Medio Oktober lalu, untuk waktu yang cukup lama, saya bisa menjelajahi Kota Makassar. Kesempatan yang bisa saya manfaatkan untuk bisa mengetahui atau lebih tepatnya mencari kebenaran soal cerita orang tentang stereotip orang Makassar yang katanya garang atau kasar – sesuai dengan unsur yang terdapat di nama kota.

“Saya pernah ke Sumbaopu, terus nawar barang. Namun, batal beli. Eh… masa saya kemudian dikejar yang jual sambil bawa-bawa badik,” cerita Ario, teman saya semasa SMA.

Cerita sahabat saya itulah yang terekam kuat di benak saya. Apalagi, sepupu saya pernah punya karyawan yang asalnya dari Makassar – kemudian saya sadari ternyata berasal dari Toraja – yang sifatnya blak-blakan.

Pada awal saya menginjakkan kaki di Sultan Hasanuddin, stereotip tentang orang Makassar masih tertanam. Apalagi melihat supir taksi yang berada di lingkungan bandara yang cenderung berbicara lantang dan berwajah keras.

Namun, anggapan saya itu tidak bertahan lama. Ketika panitia lokal untuk acara kantor saya datang dan kemudian berbicara, kekhawatiran saya mulai terkikis. Benarlah ujar-ujar yang berbunyi, “Jangan langsung percaya jika tidak membuktikannya sendiri.”
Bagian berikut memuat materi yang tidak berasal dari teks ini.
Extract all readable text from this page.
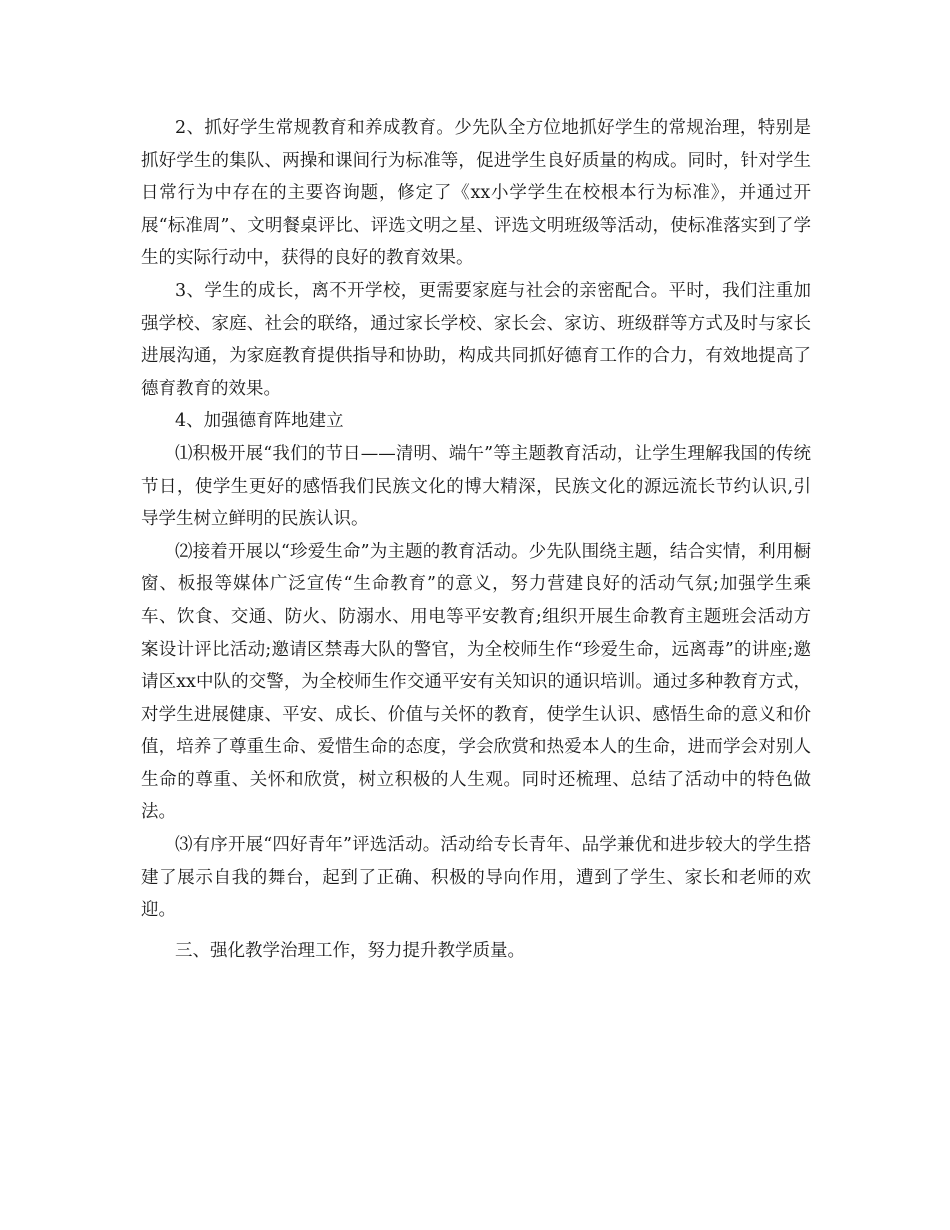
2、抓好学生常规教育和养成教育。少先队全方位地抓好学生的常规治理，特别是抓好学生的集队、两操和课间行为标准等，促进学生良好质量的构成。同时，针对学生日常行为中存在的主要咨询题，修定了《xx小学学生在校根本行为标准》，并通过开展“标准周”、文明餐桌评比、评选文明之星、评选文明班级等活动，使标准落实到了学生的实际行动中，获得的良好的教育效果。

3、学生的成长，离不开学校，更需要家庭与社会的亲密配合。平时，我们注重加强学校、家庭、社会的联络，通过家长学校、家长会、家访、班级群等方式及时与家长进展沟通，为家庭教育提供指导和协助，构成共同抓好德育工作的合力，有效地提高了德育教育的效果。

4、加强德育阵地建立

⑴积极开展“我们的节日——清明、端午”等主题教育活动，让学生理解我国的传统节日，使学生更好的感悟我们民族文化的博大精深，民族文化的源远流长节约认识,引导学生树立鲜明的民族认识。

⑵接着开展以“珍爱生命”为主题的教育活动。少先队围绕主题，结合实情，利用橱窗、板报等媒体广泛宣传“生命教育”的意义，努力营建良好的活动气氛;加强学生乘车、饮食、交通、防火、防溺水、用电等平安教育;组织开展生命教育主题班会活动方案设计评比活动;邀请区禁毒大队的警官，为全校师生作“珍爱生命，远离毒”的讲座;邀请区xx中队的交警，为全校师生作交通平安有关知识的通识培训。通过多种教育方式，对学生进展健康、平安、成长、价值与关怀的教育，使学生认识、感悟生命的意义和价值，培养了尊重生命、爱惜生命的态度，学会欣赏和热爱本人的生命，进而学会对别人生命的尊重、关怀和欣赏，树立积极的人生观。同时还梳理、总结了活动中的特色做法。

⑶有序开展“四好青年”评选活动。活动给专长青年、品学兼优和进步较大的学生搭建了展示自我的舞台，起到了正确、积极的导向作用，遭到了学生、家长和老师的欢迎。

三、强化教学治理工作，努力提升教学质量。
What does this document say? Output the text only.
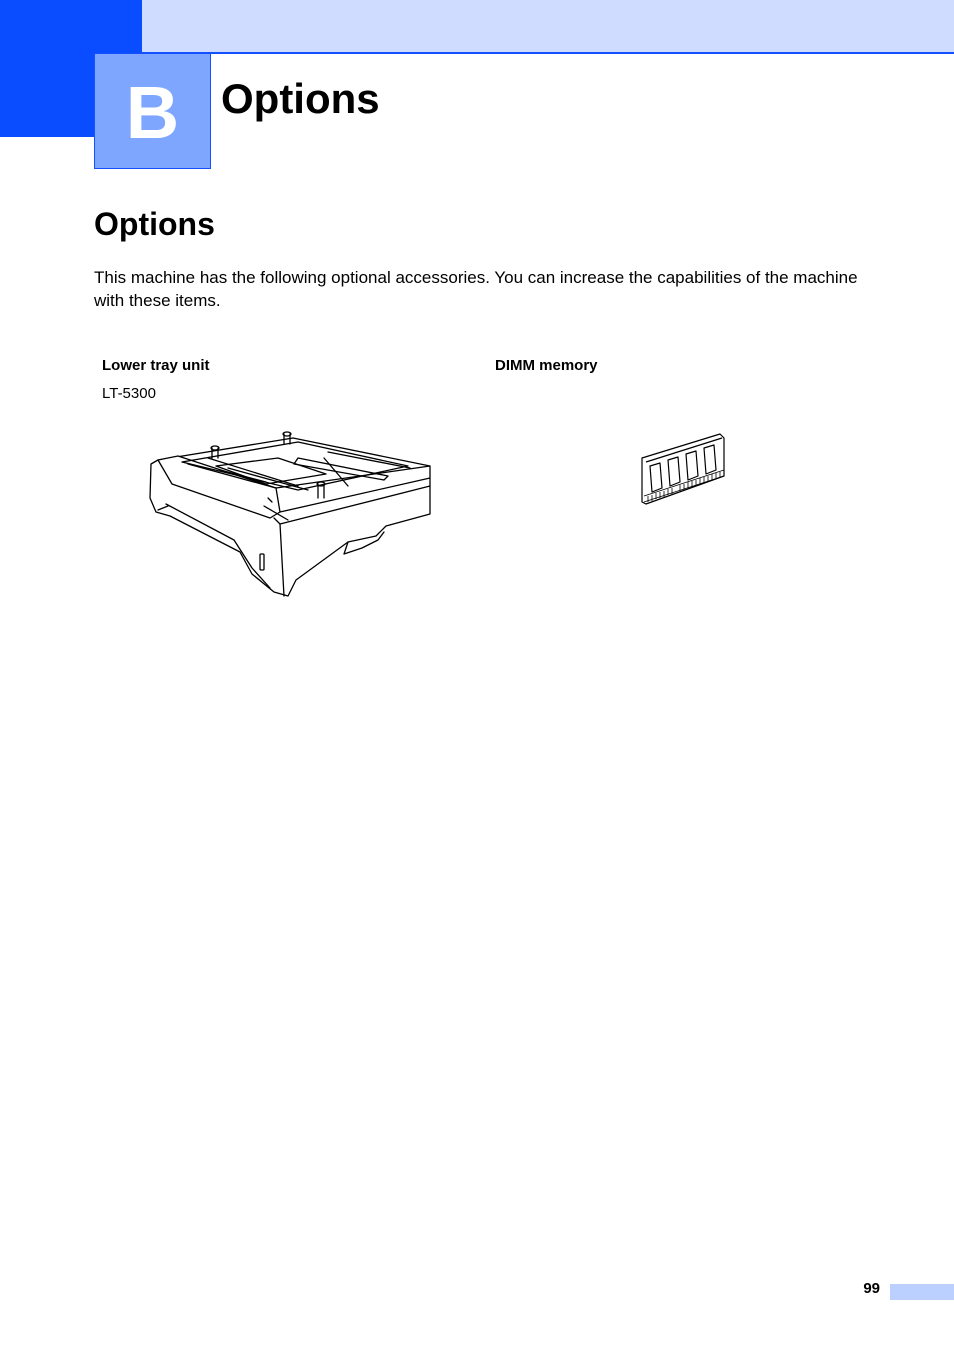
B Options
Options

This machine has the following optional accessories. You can increase the capabilities of the machine with these items.

Lower tray unit

LT-5300

DIMM memory

99
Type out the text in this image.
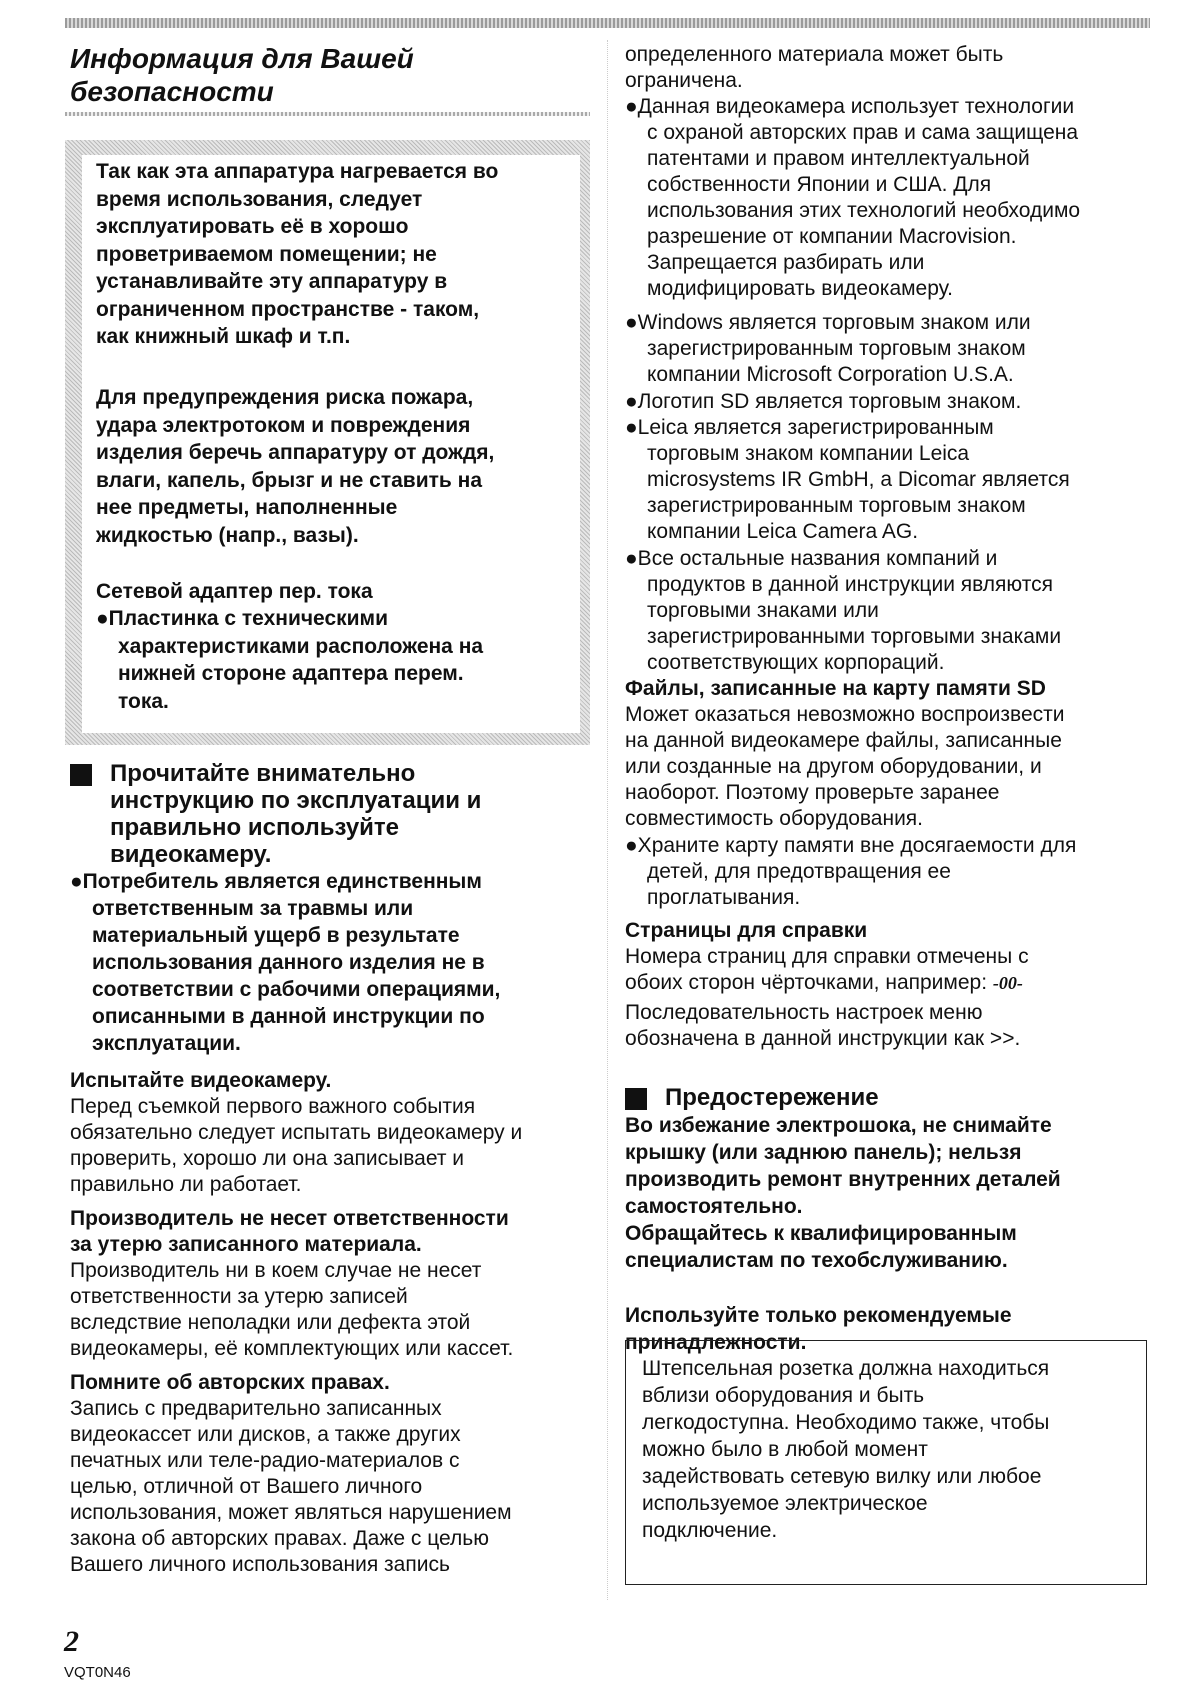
Информация для Вашей
безопасности
Так как эта аппаратура нагревается во
время использования, следует
эксплуатировать её в хорошо
проветриваемом помещении; не
устанавливайте эту аппаратуру в
ограниченном пространстве - таком,
как книжный шкаф и т.п.
Для предупреждения риска пожара,
удара электротоком и повреждения
изделия беречь аппаратуру от дождя,
влаги, капель, брызг и не ставить на
нее предметы, наполненные
жидкостью (напр., вазы).
Сетевой адаптер пер. тока
●Пластинка с техническими
характеристиками расположена на
нижней стороне адаптера перем.
тока.
Прочитайте внимательно
инструкцию по эксплуатации и
правильно используйте
видеокамеру.
●Потребитель является единственным
ответственным за травмы или
материальный ущерб в результате
использования данного изделия не в
соответствии с рабочими операциями,
описанными в данной инструкции по
эксплуатации.
Испытайте видеокамеру.
Перед съемкой первого важного события
обязательно следует испытать видеокамеру и
проверить, хорошо ли она записывает и
правильно ли работает.
Производитель не несет ответственности
за утерю записанного материала.
Производитель ни в коем случае не несет
ответственности за утерю записей
вследствие неполадки или дефекта этой
видеокамеры, её комплектующих или кассет.
Помните об авторских правах.
Запись с предварительно записанных
видеокассет или дисков, а также других
печатных или теле-радио-материалов с
целью, отличной от Вашего личного
использования, может являться нарушением
закона об авторских правах. Даже с целью
Вашего личного использования запись
определенного материала может быть
ограничена.
●Данная видеокамера использует технологии
с охраной авторских прав и сама защищена
патентами и правом интеллектуальной
собственности Японии и США. Для
использования этих технологий необходимо
разрешение от компании Macrovision.
Запрещается разбирать или
модифицировать видеокамеру.
●Windows является торговым знаком или
зарегистрированным торговым знаком
компании Microsoft Corporation U.S.A.
●Логотип SD является торговым знаком.
●Leica является зарегистрированным
торговым знаком компании Leica
microsystems IR GmbH, а Dicomar является
зарегистрированным торговым знаком
компании Leica Camera AG.
●Все остальные названия компаний и
продуктов в данной инструкции являются
торговыми знаками или
зарегистрированными торговыми знаками
соответствующих корпораций.
Файлы, записанные на карту памяти SD
Может оказаться невозможно воспроизвести
на данной видеокамере файлы, записанные
или созданные на другом оборудовании, и
наоборот. Поэтому проверьте заранее
совместимость оборудования.
●Храните карту памяти вне досягаемости для
детей, для предотвращения ее
проглатывания.
Страницы для справки
Номера страниц для справки отмечены с
обоих сторон чёрточками, например: -00-
Последовательность настроек меню
обозначена в данной инструкции как >>.
Предостережение
Во избежание электрошока, не снимайте
крышку (или заднюю панель); нельзя
производить ремонт внутренних деталей
самостоятельно.
Обращайтесь к квалифицированным
специалистам по техобслуживанию.
Используйте только рекомендуемые
принадлежности.
Штепсельная розетка должна находиться
вблизи оборудования и быть
легкодоступна. Необходимо также, чтобы
можно было в любой момент
задействовать сетевую вилку или любое
используемое электрическое
подключение.
2
VQT0N46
Saya pun merasa anggapan yang sudah lama tertanam di kepala saya itu salah. Mungkin, mereka bicara lebih lantang dan dengan volume tinggi. Tapi, tetap dalam kaidah dan norma yang wajar. Mungkin, laiknya orang yang berasal dari wilayah Jawa, karena tidak biasa saja sehingga menganggap ucapan mereka itu kurang sopan.

Sebelum datang ke Makassar, saya lempar pertanyaan via Twitter untuk mengetahui siapa yang bisa membantu saya untuk berkeliling Makassar. Termasuk untuk meliput. Ternyata, reaksi dari beberapa teman begitu menyenangkan. Mereka begitu welcome dan menyarankan beberapa nama atau tempat untuk dikunjungi.

Sosok yang saya temui pertama adalah Indra, Ketua BigReds Makassar. Dia dengan baik hati mau mengantarkan saya mengunjungi mes PSM Makassar untuk melakukan wawancara dengan pelatih Petar Segrt. Baiknya, Indra yang sebenarnya tidak tahu di mana mes itu berada, mau berusaha untuk mencari tahu dengan menanyakan ke beberapa temannya, menemani, hingga mengantarkan saya balik. Thanks to him.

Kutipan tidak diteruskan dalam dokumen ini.